Pricing of the Offer will take place at or around 12.00 noon (CET) today, 3 April 2019 (the "Pricing Time"). As soon as reasonably practicable after the Pricing Time, the Company will announce its final decision as to whether it will accept any Instruments for purchase pursuant to the Offer and, if so, also state (i) the aggregate nominal amount of the Instruments accepted for purchase, (ii) the Interpolated Mid-Swap Rate, the Purchase Yield and any Scaling Factor, (iii) the Purchase Price, and (iv) the amount of any Accrued Interest. The Settlement Date is expected to be 5 April 2019.

General

The terms and conditions of the Offer are set forth in the Tender Offer Memorandum.  The Offer was subject to certain offer and distribution restrictions as more fully described in the Tender Offer Memorandum. Capitalised terms used in this announcement but not otherwise defined have the meanings given to them in the Tender Offer Memorandum.

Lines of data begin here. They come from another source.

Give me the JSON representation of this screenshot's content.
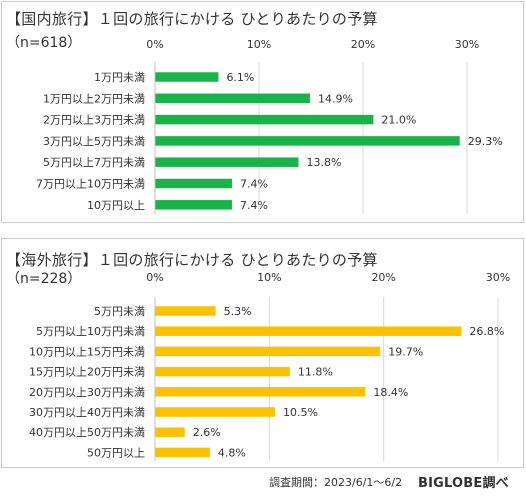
{
  "chart_data": [
    {
      "type": "bar",
      "orientation": "horizontal",
      "title": "【国内旅行】１回の旅行にかける ひとりあたりの予算",
      "n_label": "（n=618）",
      "categories": [
        "1万円未満",
        "1万円以上2万円未満",
        "2万円以上3万円未満",
        "3万円以上5万円未満",
        "5万円以上7万円未満",
        "7万円以上10万円未満",
        "10万円以上"
      ],
      "values": [
        6.1,
        14.9,
        21.0,
        29.3,
        13.8,
        7.4,
        7.4
      ],
      "value_labels": [
        "6.1%",
        "14.9%",
        "21.0%",
        "29.3%",
        "13.8%",
        "7.4%",
        "7.4%"
      ],
      "xlim": [
        0,
        30
      ],
      "ticks": [
        0,
        10,
        20,
        30
      ],
      "tick_labels": [
        "0%",
        "10%",
        "20%",
        "30%"
      ],
      "bar_color": "#1ab34a",
      "grid": true
    },
    {
      "type": "bar",
      "orientation": "horizontal",
      "title": "【海外旅行】１回の旅行にかける ひとりあたりの予算",
      "n_label": "（n=228）",
      "categories": [
        "5万円未満",
        "5万円以上10万円未満",
        "10万円以上15万円未満",
        "15万円以上20万円未満",
        "20万円以上30万円未満",
        "30万円以上40万円未満",
        "40万円以上50万円未満",
        "50万円以上"
      ],
      "values": [
        5.3,
        26.8,
        19.7,
        11.8,
        18.4,
        10.5,
        2.6,
        4.8
      ],
      "value_labels": [
        "5.3%",
        "26.8%",
        "19.7%",
        "11.8%",
        "18.4%",
        "10.5%",
        "2.6%",
        "4.8%"
      ],
      "xlim": [
        0,
        30
      ],
      "ticks": [
        0,
        10,
        20,
        30
      ],
      "tick_labels": [
        "0%",
        "10%",
        "20%",
        "30%"
      ],
      "bar_color": "#fcc200",
      "grid": true
    }
  ],
  "footer": {
    "survey_period": "調査期間：2023/6/1～6/2",
    "source": "BIGLOBE調べ"
  }
}
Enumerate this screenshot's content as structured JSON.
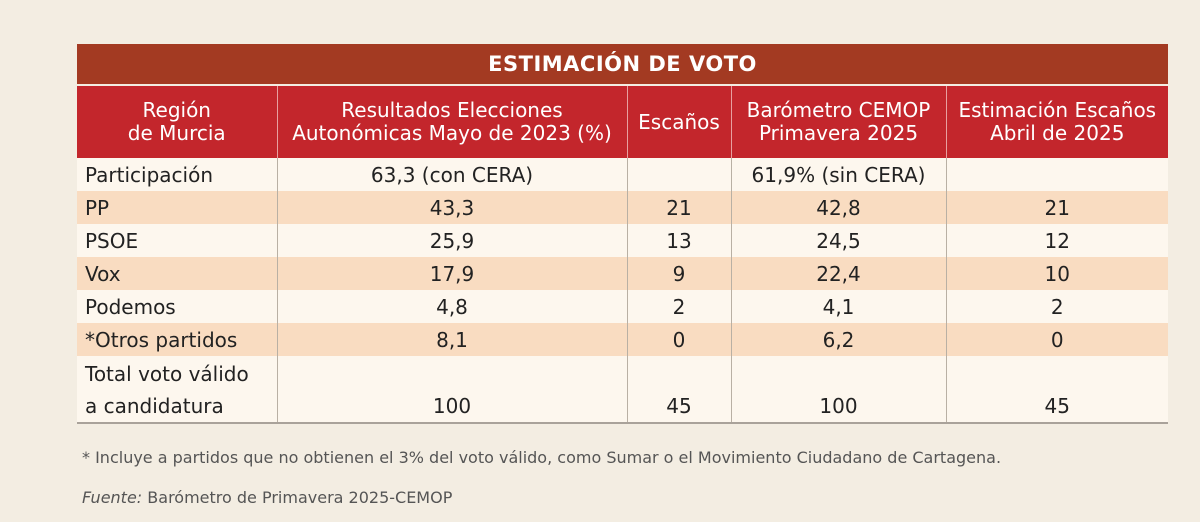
{
  "table": {
    "title": "ESTIMACIÓN DE VOTO",
    "header": [
      "Región\nde Murcia",
      "Resultados Elecciones\nAutonómicas Mayo de 2023 (%)",
      "Escaños",
      "Barómetro CEMOP\nPrimavera 2025",
      "Estimación Escaños\nAbril de 2025"
    ],
    "rows": [
      [
        "Participación",
        "63,3 (con CERA)",
        null,
        "61,9% (sin CERA)",
        null
      ],
      [
        "PP",
        "43,3",
        "21",
        "42,8",
        "21"
      ],
      [
        "PSOE",
        "25,9",
        "13",
        "24,5",
        "12"
      ],
      [
        "Vox",
        "17,9",
        "9",
        "22,4",
        "10"
      ],
      [
        "Podemos",
        "4,8",
        "2",
        "4,1",
        "2"
      ],
      [
        "*Otros partidos",
        "8,1",
        "0",
        "6,2",
        "0"
      ],
      [
        "Total voto válido\na candidatura",
        "100",
        "45",
        "100",
        "45"
      ]
    ]
  },
  "footnote": "* Incluye a partidos que no obtienen el 3% del voto válido, como Sumar o el Movimiento Ciudadano de Cartagena.",
  "source": {
    "label": "Fuente:",
    "text": "Barómetro de Primavera 2025-CEMOP"
  }
}
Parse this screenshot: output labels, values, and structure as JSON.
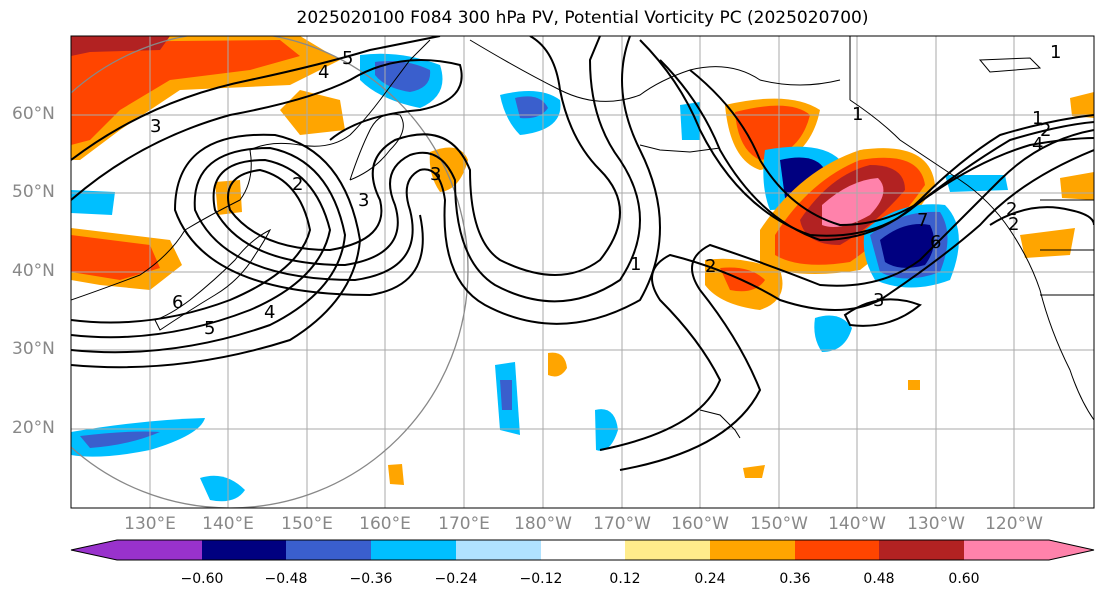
{
  "title": "2025020100 F084 300 hPa PV, Potential Vorticity PC (2025020700)",
  "lat_labels": [
    "60°N",
    "50°N",
    "40°N",
    "30°N",
    "20°N"
  ],
  "lon_labels": [
    "130°E",
    "140°E",
    "150°E",
    "160°E",
    "170°E",
    "180°W",
    "170°W",
    "160°W",
    "150°W",
    "140°W",
    "130°W",
    "120°W"
  ],
  "colorbar": {
    "ticks": [
      "−0.60",
      "−0.48",
      "−0.36",
      "−0.24",
      "−0.12",
      "0.12",
      "0.24",
      "0.36",
      "0.48",
      "0.60"
    ],
    "colors": [
      "#9932cc",
      "#000080",
      "#3a5fcd",
      "#00bfff",
      "#b0e2ff",
      "#ffffff",
      "#ffec8b",
      "#ffa500",
      "#ff4500",
      "#b22222",
      "#ff82ab"
    ]
  },
  "contour_labels": [
    "4",
    "5",
    "3",
    "2",
    "3",
    "3",
    "4",
    "5",
    "6",
    "1",
    "2",
    "1",
    "2",
    "1",
    "2",
    "4",
    "2",
    "3",
    "7",
    "6",
    "3"
  ]
}
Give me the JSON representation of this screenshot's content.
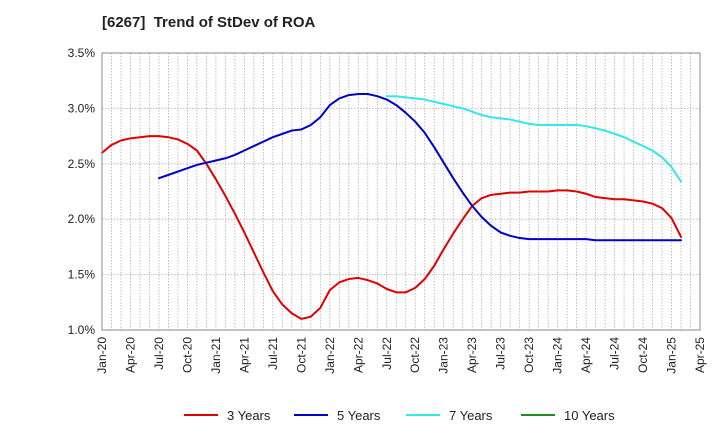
{
  "chart_data": {
    "type": "line",
    "title": "[6267]  Trend of StDev of ROA",
    "x": [
      "2020-01",
      "2020-04",
      "2020-07",
      "2020-10",
      "2021-01",
      "2021-04",
      "2021-07",
      "2021-10",
      "2022-01",
      "2022-04",
      "2022-07",
      "2022-10",
      "2023-01",
      "2023-04",
      "2023-07",
      "2023-10",
      "2024-01",
      "2024-04",
      "2024-07",
      "2024-10",
      "2025-01",
      "2025-04"
    ],
    "x_tick_labels": [
      "Jan-20",
      "Apr-20",
      "Jul-20",
      "Oct-20",
      "Jan-21",
      "Apr-21",
      "Jul-21",
      "Oct-21",
      "Jan-22",
      "Apr-22",
      "Jul-22",
      "Oct-22",
      "Jan-23",
      "Apr-23",
      "Jul-23",
      "Oct-23",
      "Jan-24",
      "Apr-24",
      "Jul-24",
      "Oct-24",
      "Jan-25",
      "Apr-25"
    ],
    "y_tick_labels": [
      "1.0%",
      "1.5%",
      "2.0%",
      "2.5%",
      "3.0%",
      "3.5%"
    ],
    "y_ticks": [
      1.0,
      1.5,
      2.0,
      2.5,
      3.0,
      3.5
    ],
    "ylim": [
      1.0,
      3.5
    ],
    "y_unit": "%",
    "grid": true,
    "legend_position": "bottom",
    "series": [
      {
        "name": "3 Years",
        "color": "#e00000",
        "points": [
          [
            "2020-01",
            2.6
          ],
          [
            "2020-02",
            2.67
          ],
          [
            "2020-03",
            2.71
          ],
          [
            "2020-04",
            2.73
          ],
          [
            "2020-05",
            2.74
          ],
          [
            "2020-06",
            2.75
          ],
          [
            "2020-07",
            2.75
          ],
          [
            "2020-08",
            2.74
          ],
          [
            "2020-09",
            2.72
          ],
          [
            "2020-10",
            2.68
          ],
          [
            "2020-11",
            2.62
          ],
          [
            "2020-12",
            2.5
          ],
          [
            "2021-01",
            2.36
          ],
          [
            "2021-02",
            2.21
          ],
          [
            "2021-03",
            2.05
          ],
          [
            "2021-04",
            1.88
          ],
          [
            "2021-05",
            1.7
          ],
          [
            "2021-06",
            1.52
          ],
          [
            "2021-07",
            1.35
          ],
          [
            "2021-08",
            1.23
          ],
          [
            "2021-09",
            1.15
          ],
          [
            "2021-10",
            1.1
          ],
          [
            "2021-11",
            1.12
          ],
          [
            "2021-12",
            1.2
          ],
          [
            "2022-01",
            1.36
          ],
          [
            "2022-02",
            1.43
          ],
          [
            "2022-03",
            1.46
          ],
          [
            "2022-04",
            1.47
          ],
          [
            "2022-05",
            1.45
          ],
          [
            "2022-06",
            1.42
          ],
          [
            "2022-07",
            1.37
          ],
          [
            "2022-08",
            1.34
          ],
          [
            "2022-09",
            1.34
          ],
          [
            "2022-10",
            1.38
          ],
          [
            "2022-11",
            1.46
          ],
          [
            "2022-12",
            1.58
          ],
          [
            "2023-01",
            1.73
          ],
          [
            "2023-02",
            1.87
          ],
          [
            "2023-03",
            2.0
          ],
          [
            "2023-04",
            2.12
          ],
          [
            "2023-05",
            2.19
          ],
          [
            "2023-06",
            2.22
          ],
          [
            "2023-07",
            2.23
          ],
          [
            "2023-08",
            2.24
          ],
          [
            "2023-09",
            2.24
          ],
          [
            "2023-10",
            2.25
          ],
          [
            "2023-11",
            2.25
          ],
          [
            "2023-12",
            2.25
          ],
          [
            "2024-01",
            2.26
          ],
          [
            "2024-02",
            2.26
          ],
          [
            "2024-03",
            2.25
          ],
          [
            "2024-04",
            2.23
          ],
          [
            "2024-05",
            2.2
          ],
          [
            "2024-06",
            2.19
          ],
          [
            "2024-07",
            2.18
          ],
          [
            "2024-08",
            2.18
          ],
          [
            "2024-09",
            2.17
          ],
          [
            "2024-10",
            2.16
          ],
          [
            "2024-11",
            2.14
          ],
          [
            "2024-12",
            2.1
          ],
          [
            "2025-01",
            2.01
          ],
          [
            "2025-02",
            1.84
          ]
        ]
      },
      {
        "name": "5 Years",
        "color": "#0000cc",
        "points": [
          [
            "2020-07",
            2.37
          ],
          [
            "2020-08",
            2.4
          ],
          [
            "2020-09",
            2.43
          ],
          [
            "2020-10",
            2.46
          ],
          [
            "2020-11",
            2.49
          ],
          [
            "2020-12",
            2.51
          ],
          [
            "2021-01",
            2.53
          ],
          [
            "2021-02",
            2.55
          ],
          [
            "2021-03",
            2.58
          ],
          [
            "2021-04",
            2.62
          ],
          [
            "2021-05",
            2.66
          ],
          [
            "2021-06",
            2.7
          ],
          [
            "2021-07",
            2.74
          ],
          [
            "2021-08",
            2.77
          ],
          [
            "2021-09",
            2.8
          ],
          [
            "2021-10",
            2.81
          ],
          [
            "2021-11",
            2.85
          ],
          [
            "2021-12",
            2.92
          ],
          [
            "2022-01",
            3.03
          ],
          [
            "2022-02",
            3.09
          ],
          [
            "2022-03",
            3.12
          ],
          [
            "2022-04",
            3.13
          ],
          [
            "2022-05",
            3.13
          ],
          [
            "2022-06",
            3.11
          ],
          [
            "2022-07",
            3.08
          ],
          [
            "2022-08",
            3.03
          ],
          [
            "2022-09",
            2.96
          ],
          [
            "2022-10",
            2.88
          ],
          [
            "2022-11",
            2.78
          ],
          [
            "2022-12",
            2.65
          ],
          [
            "2023-01",
            2.51
          ],
          [
            "2023-02",
            2.37
          ],
          [
            "2023-03",
            2.24
          ],
          [
            "2023-04",
            2.12
          ],
          [
            "2023-05",
            2.02
          ],
          [
            "2023-06",
            1.94
          ],
          [
            "2023-07",
            1.88
          ],
          [
            "2023-08",
            1.85
          ],
          [
            "2023-09",
            1.83
          ],
          [
            "2023-10",
            1.82
          ],
          [
            "2023-11",
            1.82
          ],
          [
            "2023-12",
            1.82
          ],
          [
            "2024-01",
            1.82
          ],
          [
            "2024-02",
            1.82
          ],
          [
            "2024-03",
            1.82
          ],
          [
            "2024-04",
            1.82
          ],
          [
            "2024-05",
            1.81
          ],
          [
            "2024-06",
            1.81
          ],
          [
            "2024-07",
            1.81
          ],
          [
            "2024-08",
            1.81
          ],
          [
            "2024-09",
            1.81
          ],
          [
            "2024-10",
            1.81
          ],
          [
            "2024-11",
            1.81
          ],
          [
            "2024-12",
            1.81
          ],
          [
            "2025-01",
            1.81
          ],
          [
            "2025-02",
            1.81
          ]
        ]
      },
      {
        "name": "7 Years",
        "color": "#33e8e8",
        "points": [
          [
            "2022-07",
            3.11
          ],
          [
            "2022-08",
            3.11
          ],
          [
            "2022-09",
            3.1
          ],
          [
            "2022-10",
            3.09
          ],
          [
            "2022-11",
            3.08
          ],
          [
            "2022-12",
            3.06
          ],
          [
            "2023-01",
            3.04
          ],
          [
            "2023-02",
            3.02
          ],
          [
            "2023-03",
            3.0
          ],
          [
            "2023-04",
            2.97
          ],
          [
            "2023-05",
            2.94
          ],
          [
            "2023-06",
            2.92
          ],
          [
            "2023-07",
            2.91
          ],
          [
            "2023-08",
            2.9
          ],
          [
            "2023-09",
            2.88
          ],
          [
            "2023-10",
            2.86
          ],
          [
            "2023-11",
            2.85
          ],
          [
            "2023-12",
            2.85
          ],
          [
            "2024-01",
            2.85
          ],
          [
            "2024-02",
            2.85
          ],
          [
            "2024-03",
            2.85
          ],
          [
            "2024-04",
            2.84
          ],
          [
            "2024-05",
            2.82
          ],
          [
            "2024-06",
            2.8
          ],
          [
            "2024-07",
            2.77
          ],
          [
            "2024-08",
            2.74
          ],
          [
            "2024-09",
            2.7
          ],
          [
            "2024-10",
            2.66
          ],
          [
            "2024-11",
            2.62
          ],
          [
            "2024-12",
            2.56
          ],
          [
            "2025-01",
            2.47
          ],
          [
            "2025-02",
            2.34
          ]
        ]
      },
      {
        "name": "10 Years",
        "color": "#228b22",
        "points": []
      }
    ]
  }
}
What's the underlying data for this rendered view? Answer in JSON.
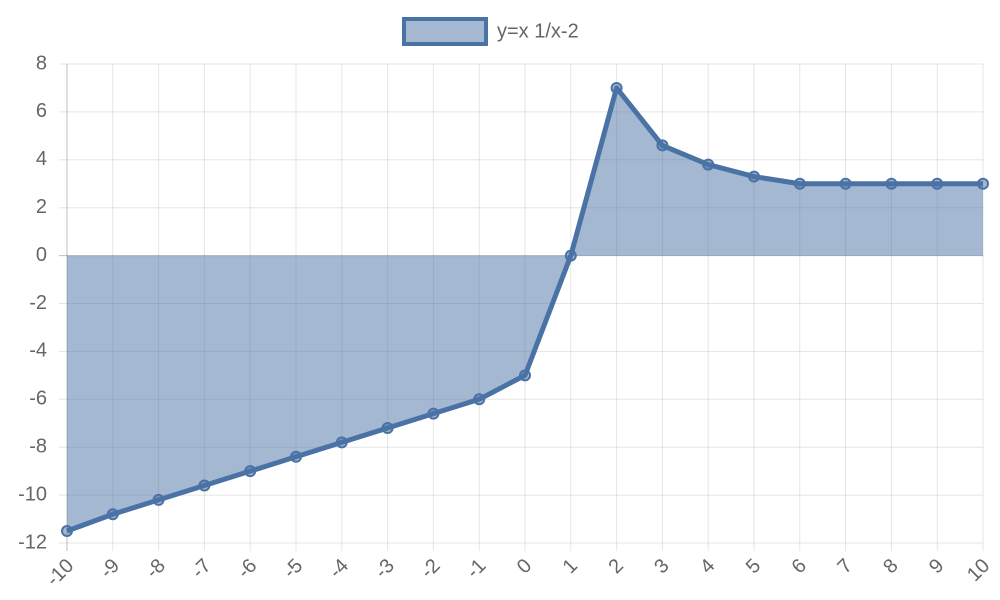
{
  "chart_data": {
    "type": "line",
    "fill": "origin",
    "x": [
      -10,
      -9,
      -8,
      -7,
      -6,
      -5,
      -4,
      -3,
      -2,
      -1,
      0,
      1,
      2,
      3,
      4,
      5,
      6,
      7,
      8,
      9,
      10
    ],
    "series": [
      {
        "name": "y=x 1/x-2",
        "color": "#4a72a5",
        "fill_color": "rgba(74,114,165,0.5)",
        "values": [
          -11.5,
          -10.8,
          -10.2,
          -9.6,
          -9.0,
          -8.4,
          -7.8,
          -7.2,
          -6.6,
          -6.0,
          -5.0,
          0,
          7,
          4.6,
          3.8,
          3.3,
          3.0,
          3.0,
          3.0,
          3.0,
          3.0
        ]
      }
    ],
    "xlim": [
      -10,
      10
    ],
    "xticks": [
      -10,
      -9,
      -8,
      -7,
      -6,
      -5,
      -4,
      -3,
      -2,
      -1,
      0,
      1,
      2,
      3,
      4,
      5,
      6,
      7,
      8,
      9,
      10
    ],
    "ylim": [
      -12,
      8
    ],
    "yticks": [
      -12,
      -10,
      -8,
      -6,
      -4,
      -2,
      0,
      2,
      4,
      6,
      8
    ],
    "grid": true,
    "legend": "top"
  }
}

The Hongkong and Shanghai Banking Corporation Limited, Sydney Branch (Tel: +44 20 7992 6237 / +852 2822 4100 / +61 2 9255 2203; Attention: Liability Management Group; Email: liability.management@hsbcib.com) and ING Bank N.V. (Tel: +31 20 5632132; Attention: Liability Management Team; Email: liability.management@ing.com) are acting as Joint Dealer Managers for the Offer and Lucid Issuer Services Limited (Tel: +44 20 7704 0880; Attention: Thomas Choquet; Email: macquarie@lucid-is.com) is acting as Tender Agent.

This announcement is released by Macquarie Group Limited and contains information that qualified or may have qualified as inside information for the purposes of Article 7 of the Market Abuse Regulation (EU) 596/2014 ("MAR"), encompassing information relating to the Offer described above. For the purposes of MAR and Article 2 of Commission Implementing Regulation (EU) 2016/1055, this announcement is made by Kathryn Burgess, Chief Financial Officer of EMEA at Macquarie Group Limited.

DISCLAIMER

 

This announcement must be read in conjunction with the Tender Offer Memorandum. No offer or invitation to acquire any securities is being made pursuant to this announcement. The distribution of this announcement and/or the Tender Offer Memorandum in certain jurisdictions may be restricted by law. Persons into whose possession this announcement and/or the Tender Offer Memorandum comes are required by the Company, the Joint Dealer Managers and the Tender Agent to inform themselves about, and to observe, any such restrictions.